Os preços estão subindo não por conta da interrupção da oferta, mas pelo potencial de isso ocorrer”
“O petróleo é o elo que pode transformar esse conflito militar regional em um desafio econômico global”, afirmou Norbert Rücker, economista-chefe do banco suíço Julius Baer. Segundo ele, contudo, geopolítica costuma ser um ruído que não tem implicações fundamentais duradouras. Com a situação ainda em andamento, Rücker traçou três cenários para a crise: na primeira, o conflito se espalha, outros países se envolvem diretamente e a oferta de petróleo é interrompida. Os preços saltam para US$ 150 o barril, a inflação retorna e a economia entra em colapso. Para ele, essa hipótese tem menos de 5% de probabilidade.
Em um segundo cenário, com 65% de probabilidade, o conflito permanece focado em Israel, que restabelece relações com a Palestina. Os efeitos são mínimos, a incerteza desaparece e os preços do petróleo voltam a cair em algumas semanas. Com 30% de chances, o terceiro cenário aponta um direcionamento do conflito para o Líbano e a Síria, provocando a paralisação da normalização das relações entre Israel e Arábia Saudita e maiores sanções contra o Irã. Nesse caso, a oferta poderia ser afetada e os impactos poderiam durar mais, com os preços voltando ao normal apenas no fim do ano. O cenário-base do banco prevê que os preços voltem a cair em 2024.
Embora não tenham citado explicitamente o conflito em Israel em seus comentários, várias autoridades do Federal Reserve (Fed) têm reiterado nos últimos dias o risco de uma volta da inflação. Recentemente, o vice-presidente do conselho do Fed, Philip Jefferson, disse que um dos riscos atuais para a inflação voltar a subir é por meio de altas inesperadas nos preços de energia. Na semana passada, o presidente do Banco Mundial, Ajay Banga, destacou que o conflito em Israel é um choque econômico global que vai dificultar o trabalho dos bancos centrais em conseguir um “pouso suave” para suas economias. Ontem, o diretor do Fed Christopher Waller alertou para a possibilidade de que a desaceleração da inflação americana estacione. Segundo ele, a sequência de boas leituras de inflação “evaporou”, o que pode levar a mais alta de juros ou a uma manutenção de juros elevados por mais tempo.
Por ora, o avanço das cotações do petróleo é bem mais contido que a alta de 18% ocorrida em igual período no início da guerra da Ucrânia. Diferentemente do que ocorreu na Ucrânia, “os preços do petróleo estão subindo não por conta da interrupção da oferta, mas pelo potencial de isso ocorrer”, disse Edward Gardner, economista de commodities da Capital Economics.

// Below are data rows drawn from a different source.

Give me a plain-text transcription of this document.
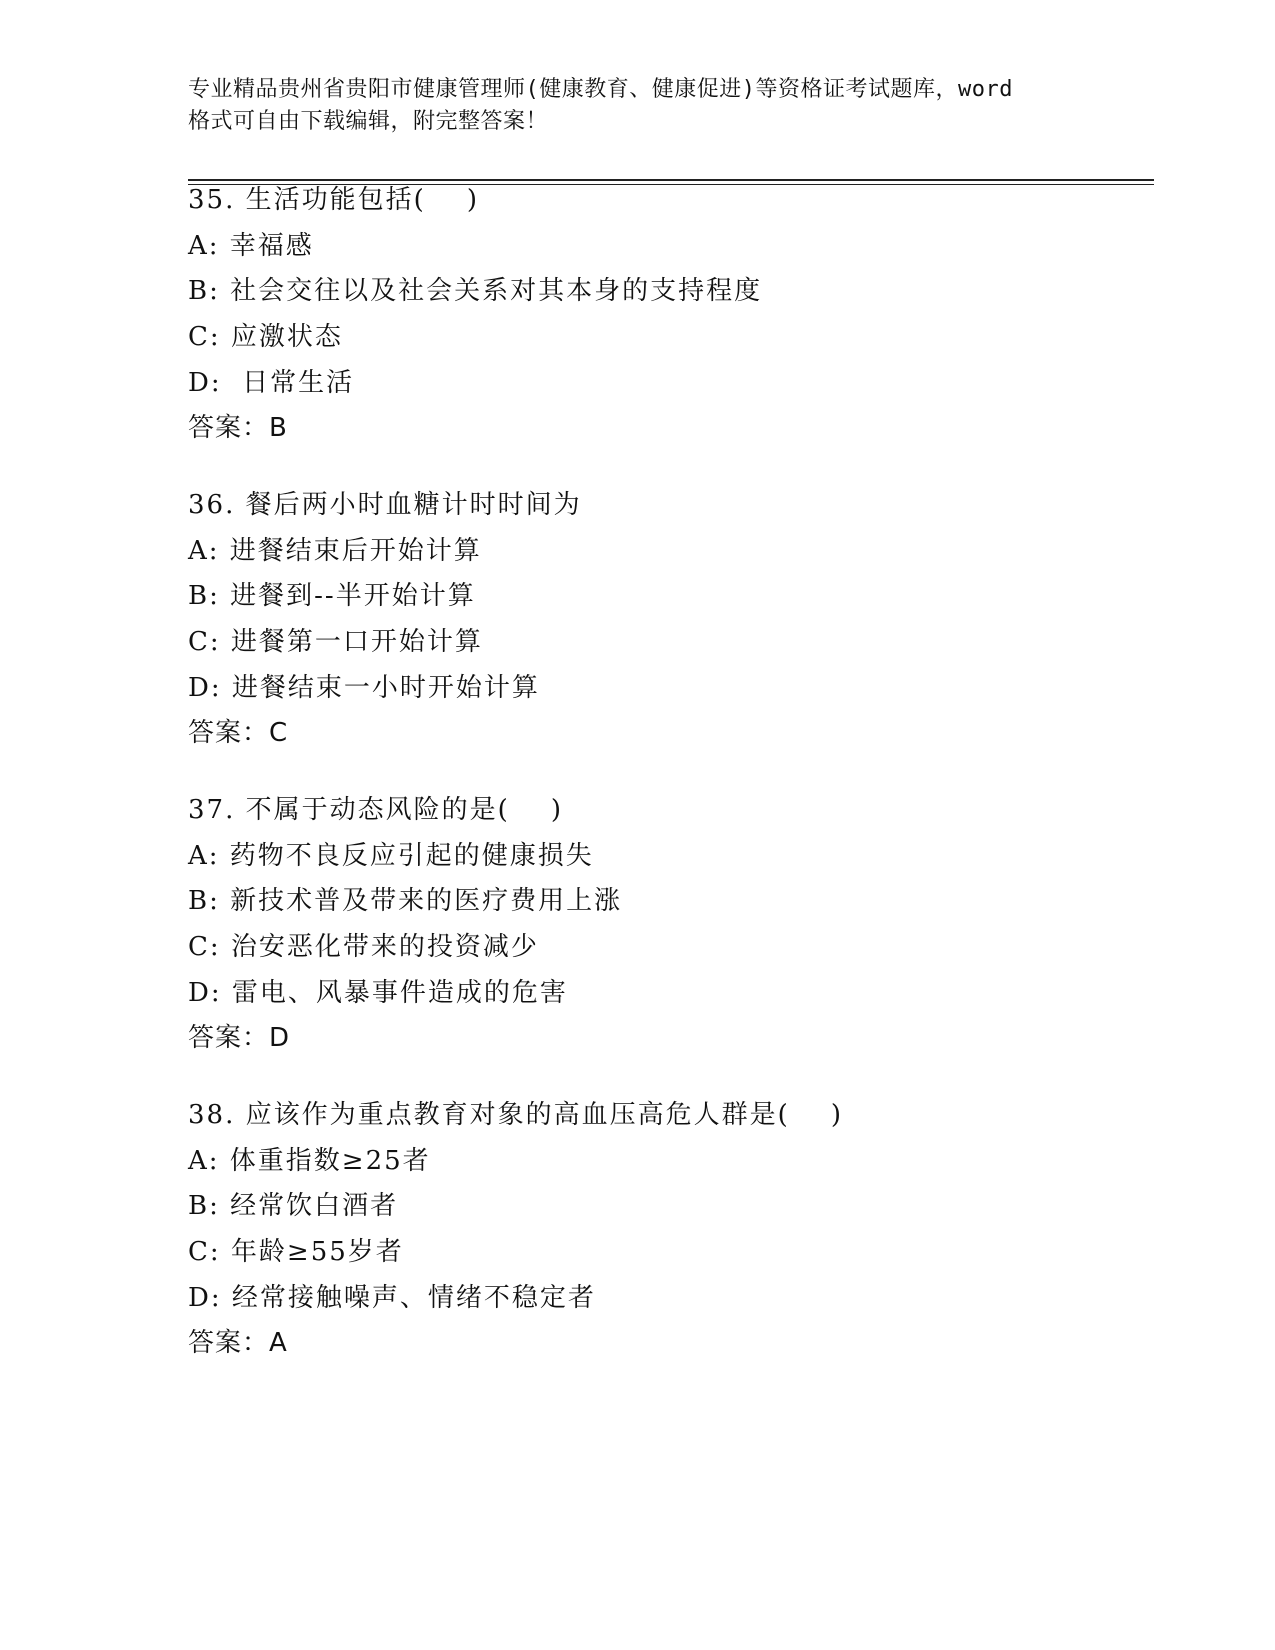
专业精品贵州省贵阳市健康管理师(健康教育、健康促进)等资格证考试题库，word

格式可自由下载编辑，附完整答案！

35. 生活功能包括(    )
A: 幸福感
B: 社会交往以及社会关系对其本身的支持程度
C: 应激状态
D:  日常生活
答案：B
36. 餐后两小时血糖计时时间为
A: 进餐结束后开始计算
B: 进餐到--半开始计算
C: 进餐第一口开始计算
D: 进餐结束一小时开始计算
答案：C
37. 不属于动态风险的是(    )
A: 药物不良反应引起的健康损失
B: 新技术普及带来的医疗费用上涨
C: 治安恶化带来的投资减少
D: 雷电、风暴事件造成的危害
答案：D
38. 应该作为重点教育对象的高血压高危人群是(    )
A: 体重指数≥25者
B: 经常饮白酒者
C: 年龄≥55岁者
D: 经常接触噪声、情绪不稳定者
答案：A
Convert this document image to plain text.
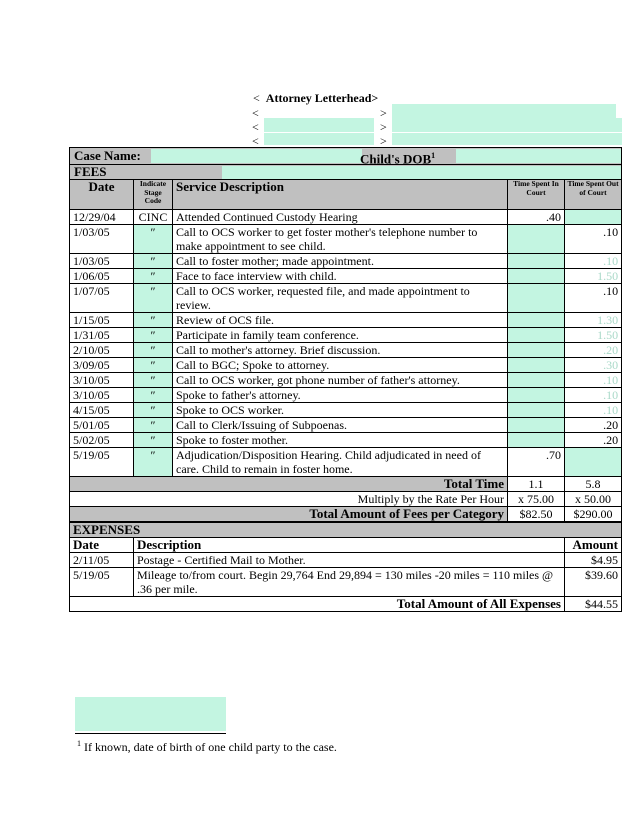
< Attorney Letterhead>
<	>
<	>
<	>
Case Name: Child's DOB$^1$

FEES				

Date	Indicate Stage Code	Service Description	Time Spent In Court	Time Spent Out of Court
12/29/04	CINC	Attended Continued Custody Hearing	.40	
1/03/05	″	Call to OCS worker to get foster mother's telephone number to make appointment to see child.		.10
1/03/05	″	Call to foster mother; made appointment.		.10
1/06/05	″	Face to face interview with child.		1.50
1/07/05	″	Call to OCS worker, requested file, and made appointment to review.		.10
1/15/05	″	Review of OCS file.		1.30
1/31/05	″	Participate in family team conference.		1.50
2/10/05	″	Call to mother's attorney. Brief discussion.		.20
3/09/05	″	Call to BGC; Spoke to attorney.		.30
3/10/05	″	Call to OCS worker, got phone number of father's attorney.		.10
3/10/05	″	Spoke to father's attorney.		.10
4/15/05	″	Spoke to OCS worker.		.10
5/01/05	″	Call to Clerk/Issuing of Subpoenas.		.20
5/02/05	″	Spoke to foster mother.		.20
5/19/05	″	Adjudication/Disposition Hearing. Child adjudicated in need of care. Child to remain in foster home.	.70	
Total Time			1.1	5.8
Multiply by the Rate Per Hour			x 75.00	x 50.00
Total Amount of Fees per Category			$82.50	$290.00
EXPENSES		
Date	Description	Amount
2/11/05	Postage - Certified Mail to Mother.	$4.95
5/19/05	Mileage to/from court. Begin 29,764 End 29,894 = 130 miles -20 miles = 110 miles @ .36 per mile.	$39.60
Total Amount of All Expenses		$44.55
$^1$ If known, date of birth of one child party to the case.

Outra diferença é que, no conflito com a Rússia, os preços já partiram de um patamar mais alto. O barril do Brent chegou a US$ 133 em março do ano passado, poucas semanas depois do início da guerra no Leste Europeu.
Ao contrário dos investidores, que começam a colocar um prêmio geopolítico nos preços do petróleo, os economistas não acreditam que as hostilidades se espalhem pelo Oriente Médio.
“O conflito entre Israel e o Hamas não cria um risco para o fornecimento de petróleo porque nem Israel nem os territórios palestinos produzem petróleo. Entretanto, se o conflito se alastrar ou provocar paralisação das exportações regionais, os preços podem subir, e muito”, afirmou Gardner, em comentário enviado por e-mail.